I was a student when I first saw Eileen Atkins on stage In 1970, at the Chichester Festival Theatre where she played Elizabeth I in Vivat Vivat Regina, a play by Robert Bolt. While missing most of her career highlights in the following two decades through being abroad, I've seen her more recently in Pinter (The Birthday Party) and in Beckett (All That Fall). And last night, I saw her mesmerising an audience in the new Sam Wanamaker Theatre at Shakespeare's Globe.

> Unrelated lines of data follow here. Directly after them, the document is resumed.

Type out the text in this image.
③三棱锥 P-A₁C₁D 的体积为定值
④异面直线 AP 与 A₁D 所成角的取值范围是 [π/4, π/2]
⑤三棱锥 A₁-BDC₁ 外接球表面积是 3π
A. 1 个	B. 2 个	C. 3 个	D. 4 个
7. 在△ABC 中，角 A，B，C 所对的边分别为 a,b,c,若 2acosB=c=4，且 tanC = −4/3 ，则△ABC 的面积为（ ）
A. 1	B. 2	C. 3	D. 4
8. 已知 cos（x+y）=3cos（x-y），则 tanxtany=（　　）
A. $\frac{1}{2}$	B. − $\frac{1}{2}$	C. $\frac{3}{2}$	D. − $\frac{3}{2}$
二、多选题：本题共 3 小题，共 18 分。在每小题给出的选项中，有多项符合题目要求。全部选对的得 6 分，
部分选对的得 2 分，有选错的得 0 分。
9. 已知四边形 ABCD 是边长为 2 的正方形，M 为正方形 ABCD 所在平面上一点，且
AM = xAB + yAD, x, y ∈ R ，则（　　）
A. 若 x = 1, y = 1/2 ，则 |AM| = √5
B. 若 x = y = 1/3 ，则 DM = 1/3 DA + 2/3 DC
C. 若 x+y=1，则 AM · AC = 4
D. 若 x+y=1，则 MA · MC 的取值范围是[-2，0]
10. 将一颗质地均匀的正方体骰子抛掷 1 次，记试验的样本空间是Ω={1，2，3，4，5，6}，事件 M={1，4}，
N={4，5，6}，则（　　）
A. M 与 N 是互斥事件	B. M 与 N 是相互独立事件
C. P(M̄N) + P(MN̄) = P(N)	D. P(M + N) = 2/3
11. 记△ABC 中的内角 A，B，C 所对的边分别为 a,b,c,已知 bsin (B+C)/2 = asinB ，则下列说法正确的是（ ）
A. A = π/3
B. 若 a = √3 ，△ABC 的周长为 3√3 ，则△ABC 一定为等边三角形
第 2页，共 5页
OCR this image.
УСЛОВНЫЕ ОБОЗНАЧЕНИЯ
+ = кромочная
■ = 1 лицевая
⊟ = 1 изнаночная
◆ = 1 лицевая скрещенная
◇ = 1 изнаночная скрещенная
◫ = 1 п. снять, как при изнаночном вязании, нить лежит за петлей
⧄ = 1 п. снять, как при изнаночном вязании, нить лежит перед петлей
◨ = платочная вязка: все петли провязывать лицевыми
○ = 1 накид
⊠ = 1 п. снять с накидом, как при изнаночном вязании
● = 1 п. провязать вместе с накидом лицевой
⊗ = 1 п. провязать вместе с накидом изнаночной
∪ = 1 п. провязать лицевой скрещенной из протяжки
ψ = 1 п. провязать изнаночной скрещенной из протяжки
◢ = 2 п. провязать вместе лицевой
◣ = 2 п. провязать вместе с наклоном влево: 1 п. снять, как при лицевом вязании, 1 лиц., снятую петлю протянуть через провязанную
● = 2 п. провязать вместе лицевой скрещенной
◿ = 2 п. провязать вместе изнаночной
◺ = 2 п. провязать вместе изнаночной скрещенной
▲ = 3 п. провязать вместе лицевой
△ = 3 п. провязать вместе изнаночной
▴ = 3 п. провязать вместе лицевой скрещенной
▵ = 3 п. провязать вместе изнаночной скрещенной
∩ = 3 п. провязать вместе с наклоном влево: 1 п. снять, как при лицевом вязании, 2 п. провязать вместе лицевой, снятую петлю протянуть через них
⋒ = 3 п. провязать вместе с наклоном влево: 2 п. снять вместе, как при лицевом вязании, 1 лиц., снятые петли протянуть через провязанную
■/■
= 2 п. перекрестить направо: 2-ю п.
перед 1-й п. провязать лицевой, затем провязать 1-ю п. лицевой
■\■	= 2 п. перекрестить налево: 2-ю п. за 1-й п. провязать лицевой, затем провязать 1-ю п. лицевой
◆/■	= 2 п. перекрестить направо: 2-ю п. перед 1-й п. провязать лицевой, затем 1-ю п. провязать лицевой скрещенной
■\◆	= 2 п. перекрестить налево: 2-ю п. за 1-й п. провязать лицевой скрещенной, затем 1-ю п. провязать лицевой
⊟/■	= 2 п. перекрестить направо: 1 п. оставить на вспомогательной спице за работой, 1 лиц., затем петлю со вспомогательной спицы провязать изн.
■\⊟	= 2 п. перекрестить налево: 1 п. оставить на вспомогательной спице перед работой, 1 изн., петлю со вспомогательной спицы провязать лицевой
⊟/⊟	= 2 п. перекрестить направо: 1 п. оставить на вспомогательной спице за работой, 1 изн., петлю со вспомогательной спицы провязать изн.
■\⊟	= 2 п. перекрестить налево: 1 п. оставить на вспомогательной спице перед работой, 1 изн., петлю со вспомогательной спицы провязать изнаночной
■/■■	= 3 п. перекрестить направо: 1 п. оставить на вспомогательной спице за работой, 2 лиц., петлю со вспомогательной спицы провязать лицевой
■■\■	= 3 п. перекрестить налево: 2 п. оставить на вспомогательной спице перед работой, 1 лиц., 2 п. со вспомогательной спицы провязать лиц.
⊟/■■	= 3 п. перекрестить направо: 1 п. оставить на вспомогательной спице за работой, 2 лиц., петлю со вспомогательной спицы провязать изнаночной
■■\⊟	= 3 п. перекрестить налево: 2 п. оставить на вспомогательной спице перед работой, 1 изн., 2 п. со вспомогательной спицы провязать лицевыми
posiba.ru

Atkins' one-woman show as Ellen Terry, first performed at Chichester in 2012, is a 70-minute acting masterclass. She strides on stage with a shy smile, a slim figure in a timeless blue velvet suit -- trousers, waistcoat and full-length open coat. There's no attempt at an Edwardian look, and an absolute minimum of theatrical aura. The script comes from the lectures which Terry gave on Shakespeare's women after she retired from the stage. In the time available, there's no space for Cleopatra or for the formidable women in the histories; instead she gives a sensitive exploration of Beatrice, Rosalind, Portia, Viola, Ophelia, Desdemona and Juliet. A century ago, before the rise of modern literary criticism (How Many Children Had Lady Macbeth?), it was usual to discuss Shakespeare's characters as if they were real people one met on the omnibus, and Terry's lectures are no exception. Nobody knows at this distance in time exactly how Ellen Terry played Shakespeare's female characters, but her insights are quite sharp, on the moral innocence of Desdemona and the chronic fearfulness and anxiety of Ophelia, for example.
It's a multi-layered performance, directed by John Dove, in which Atkins -- who, astonishingly, will be 80 this summer -- gives a series of exquisite cameos. This is not Atkins impersonating Terry, but Atkins herself as Rosalind, as Viola and as Juliet. She's utterly amazing.